EL PRIMER DISCURSO

 

 

 

 

La ansiedad antes del primer discurso resultaba enorme para Hitler, no tanto por hablar en público, sino por saber si eran capaces de llenar la sala de la Cervecería Hofbräukeller, con aforo para ciento treinta oyentes. Los miembros del partido se encontraban en una estancia contigua, cuando Anton Drexler irrumpió exultante.

—¡Tenéis que ver esto!

Rápidamente, Adolf asomó el flequillo por la puerta y miró al interior de la sala. Su idea de insertar un anuncio en el periódico independiente Münchener Beobachter, había sido un éxito. Atrajo a ciento once personas. Cuatro veces más que en el último mitin.

No esperaron más y a las siete en punto comenzaron. Un profesor de Múnich, invitado por la organización fue el encargado de romper el hielo. Después intervino Hitler. Como soldado, iba vestido de uniforme. Tenía la misma edad que Jesucristo cuando empezó a predicar, treinta años. Era el dieciséis de octubre de 1919.

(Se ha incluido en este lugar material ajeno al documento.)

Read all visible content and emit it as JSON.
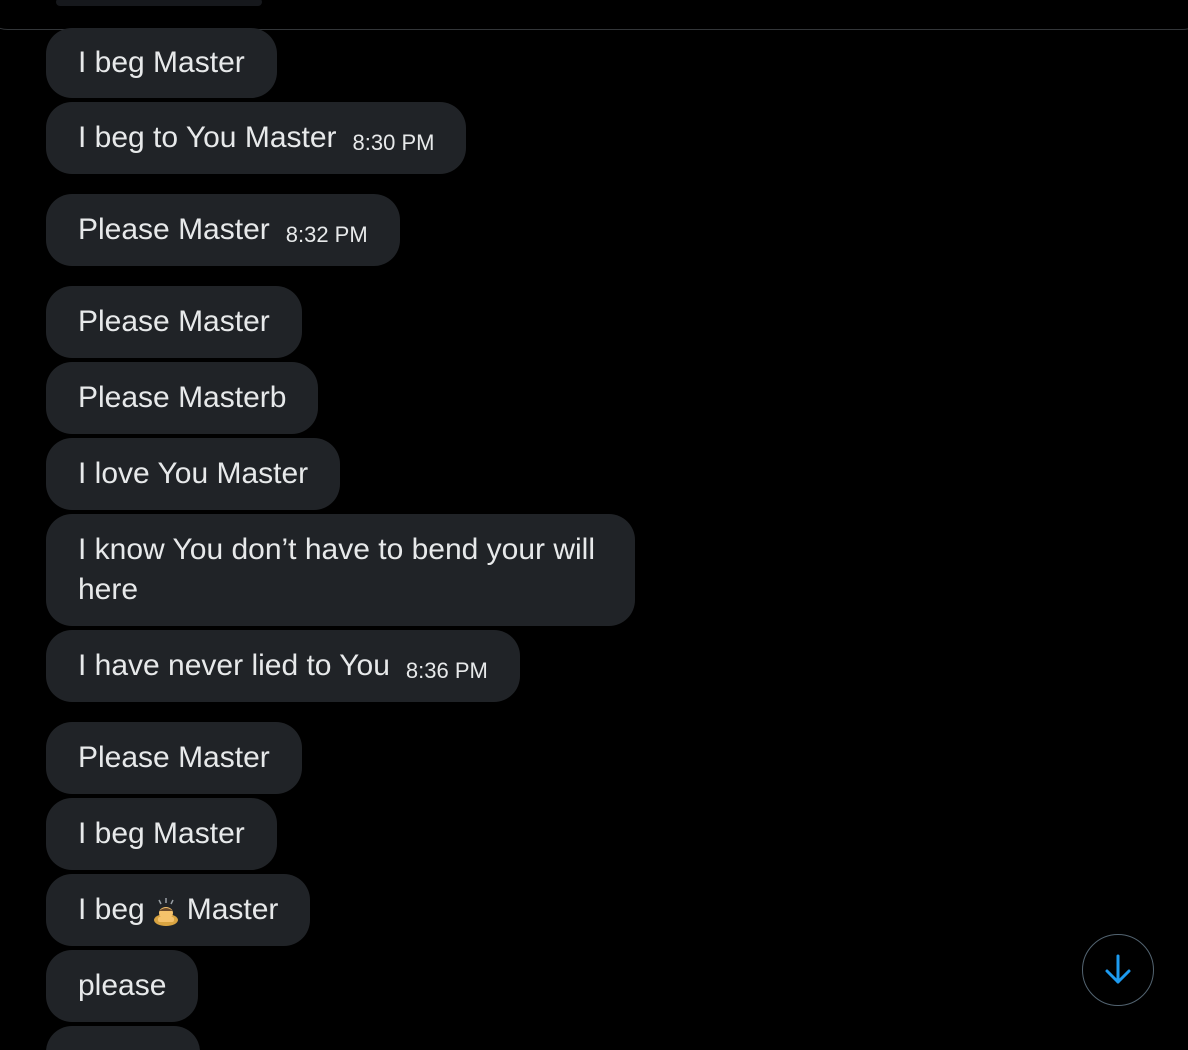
{
  "messages": [
    {
      "text": "I beg Master",
      "time": ""
    },
    {
      "text": "I beg to You Master",
      "time": "8:30 PM"
    },
    {
      "text": "Please Master",
      "time": "8:32 PM"
    },
    {
      "text": "Please Master",
      "time": ""
    },
    {
      "text": "Please Masterb",
      "time": ""
    },
    {
      "text": "I love You Master",
      "time": ""
    },
    {
      "text": "I know You don’t have to bend your will here",
      "time": ""
    },
    {
      "text": "I have never lied to You",
      "time": "8:36 PM"
    },
    {
      "text": "Please Master",
      "time": ""
    },
    {
      "text": "I beg Master",
      "time": ""
    },
    {
      "text_before": "I beg",
      "emoji": "person-bowing-emoji",
      "text_after": "Master",
      "time": ""
    },
    {
      "text": "please",
      "time": ""
    }
  ],
  "scroll_button": {
    "icon": "arrow-down-icon",
    "color": "#1d9bf0"
  },
  "colors": {
    "bubble": "#202327",
    "background": "#000000",
    "text": "#e7e9ea",
    "accent": "#1d9bf0"
  }
}
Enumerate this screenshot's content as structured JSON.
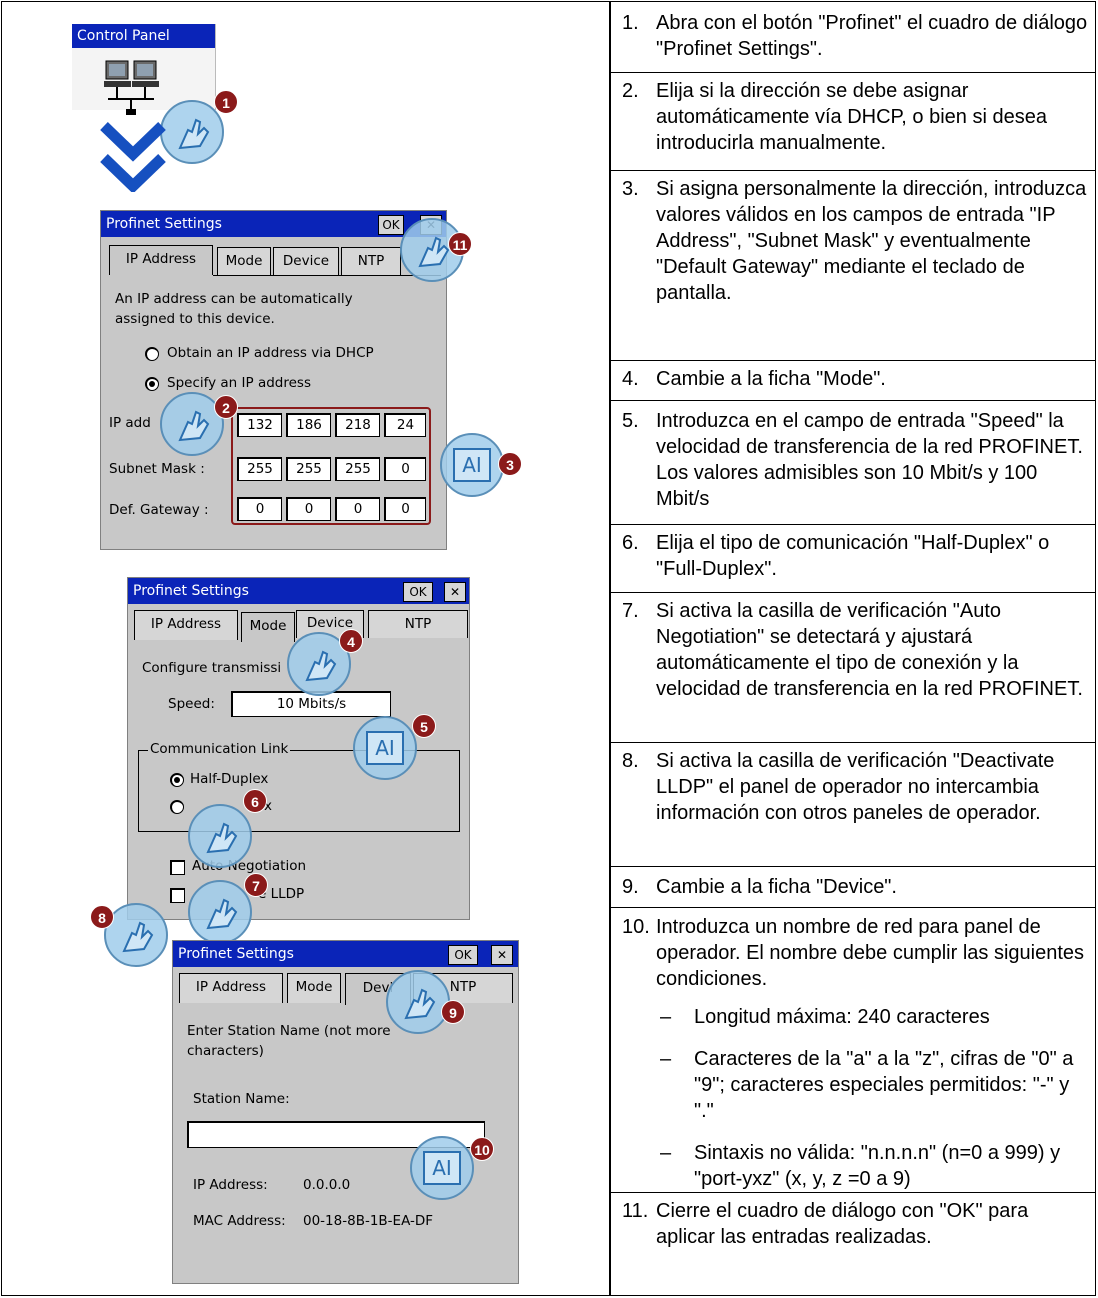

Aclaró la garganta y miró a su público. A diferencia del anterior orador, se puso de pie y sin titubeo alguno, comenzó a hablar, con un chorro de voz enérgica y poderosa que llamó la atención de la concurrencia.

—Me llamo Adolf Hitler. Soy como vosotros. He trabajado muy duro, como vosotros —mintió—. Y sé lo que es estar en el frente, derramando mi sangre por este país, viendo morir a mis camaradas, a los que adoraba —falseó de nuevo—, como vosotros.

Con su primer silencio, tras la presentación, arrancó una cerrada ovación. Se había puesto a la altura de su público, haciéndoles que se sintieran identificados con él. Introdujo entonces una de sus tónicas a lo largo de los discursos de toda su vida, una interrogante.

—¿Y sabéis para qué ha valido todo ese esfuerzo que hicimos?

Dejaba la pregunta en el aire, creando expectación y él mismo se respondía, tras otra larga pausa.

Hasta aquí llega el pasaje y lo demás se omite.